El sultán y Lauri entraron en la cabina de mando donde Quomo estaba recostado leyendo Le Monde. El Katar controló el piloto automático, leyó los instrumentos y se instaló en el asiento del comandante. Se hacía de noche y el desierto tomaba un color gris profundo.
– ¿A qué aeropuerto vamos? -preguntó.
– Ningún aeropuerto -dijo Quomo y sacó los pies de encima del tablero-. Vamos a bajar en el lago.
– A tanto no me puedo comprometer.

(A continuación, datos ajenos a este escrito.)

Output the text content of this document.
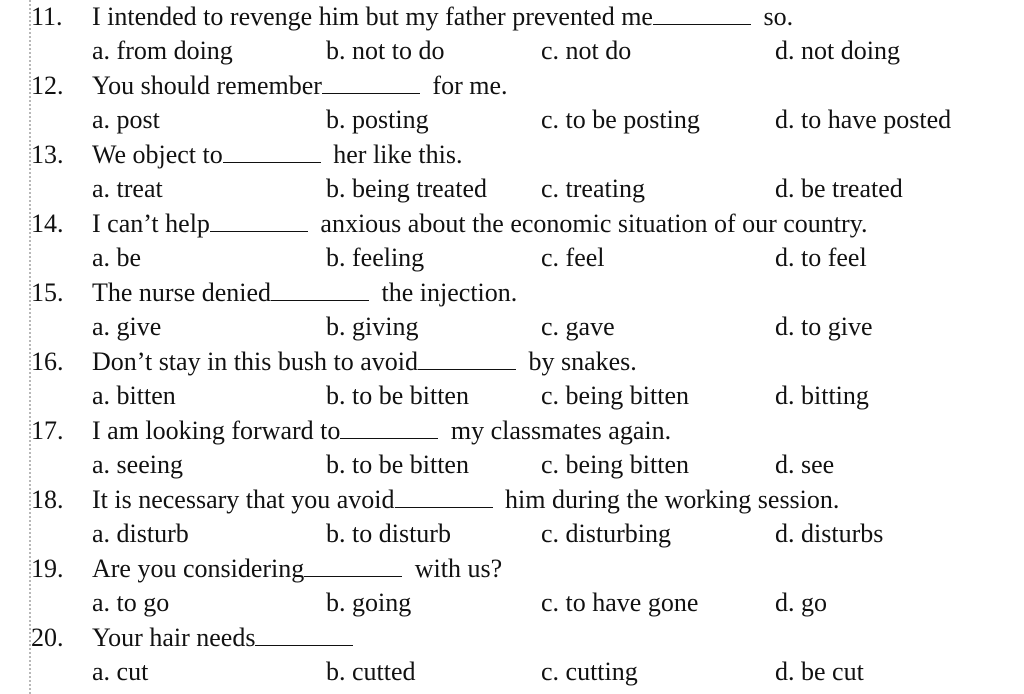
11. I intended to revenge him but my father prevented me	so.
a. from doing	b. not to do	c. not do	d. not doing
12. You should remember	for me.
a. post	b. posting	c. to be posting	d. to have posted
13. We object to	her like this.
a. treat	b. being treated c. treating	d. be treated
14. I can’t help	anxious about the economic situation of our country.
a. be	b. feeling	c. feel	d. to feel
15. The nurse denied	the injection.
a. give	b. giving	c. gave	d. to give
16. Don’t stay in this bush to avoid	by snakes.
a. bitten	b. to be bitten	c. being bitten	d. bitting
17. I am looking forward to	my classmates again.
a. seeing	b. to be bitten	c. being bitten	d. see
18. It is necessary that you avoid	him during the working session.
a. disturb	b. to disturb	c. disturbing	d. disturbs
19. Are you considering	with us?
a. to go	b. going	c. to have gone	d. go
20. Your hair needs
a. cut	b. cutted	c. cutting	d. be cut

No tengo experiencia en amerizaje.
– Déjeme a mí. ¿Cuándo empezamos a ver selva?
– Para eso hay que decirle a la computadora que cambie el rumbo, porque en esta dirección vamos a Arabia Saudita. ¿Cuál es la coordenada de Bongwutsi?
– Pruebe doce grados siete minutos sur, a ver si encontramos la cuenca del Nilo, después yo me oriento solo.
El Katar se colocó los auriculares y apretó unos botones en la computadora. Una larga lista de aeropuertos apareció en la pantalla.
– Lusaka, mil ochocientos kilómetros. ¿Le sirve el dato?
– No, pero corrija dos grados al este a ver qué pasa. Usted, Lauri, apague ese cigarrillo y vaya con Chemir a preparar las armas. Hay que llegar haciendo ruido.
Lauri aplastó la colilla en el cenicero.
– ¿Cómo hace para adivinar los números de la ruleta? -preguntó.
Quomo se volvió y lo miró a los ojos.
– ¿Qué le pasa? ¿No está de acuerdo con el refrán?
– Me pone nervioso que acierte siempre. Podríamos estar limpiando algún casino en lugar de ir a hacernos matar en la selva.
– Disculpe -interrumpió el sultán-, pero no me autorizan a entrar en el espacio aéreo de Bongwutsi. Pusieron bombas en la pista y el aeropuerto está cerrado.
– ¿Está seguro? -Quomo manoteó los auriculares y pidió a la torre que repitiera el mensaje. Estuvo un minuto escuchando con la boca abierta.
– ¡Carajo con el irlandés! -gritó al fin. Su cara había rejuvenecido diez años.
– Bombas -repitió el sultán, absorto.
– ¿Cómo sabe que fue O'Connell? -preguntó Lauri.
– ¿Quién va a ser si no? Tenemos que llegar antes de que los ingleses manden los paracaidistas. Si conseguimos eludir los radares, en un par de horas estamos allá.
– Ese debe ser el Nilo -dijo el sultán señalando el otra lado del visor-. ¿Lo seguimos?
Quomo miró el altímetro y se ató el cinturón de seguridad.
– Baje todo lo que pueda y déjeme el mando. Si tiene algún mensaje para su novia transmítalo ahora, porque vamos a interrumpir el contacto con la torre.
– ¿No hay una ruta o algún descampado para aterrizar? -preguntó el sultán-. No me gusta la idea de perder el Rolls.
– No lo va a perder. El capitalismo creó el Rolls para justificarse ante la historia y nosotros le vamos a hacer un lugar especial en el museo de los buenos recuerdos.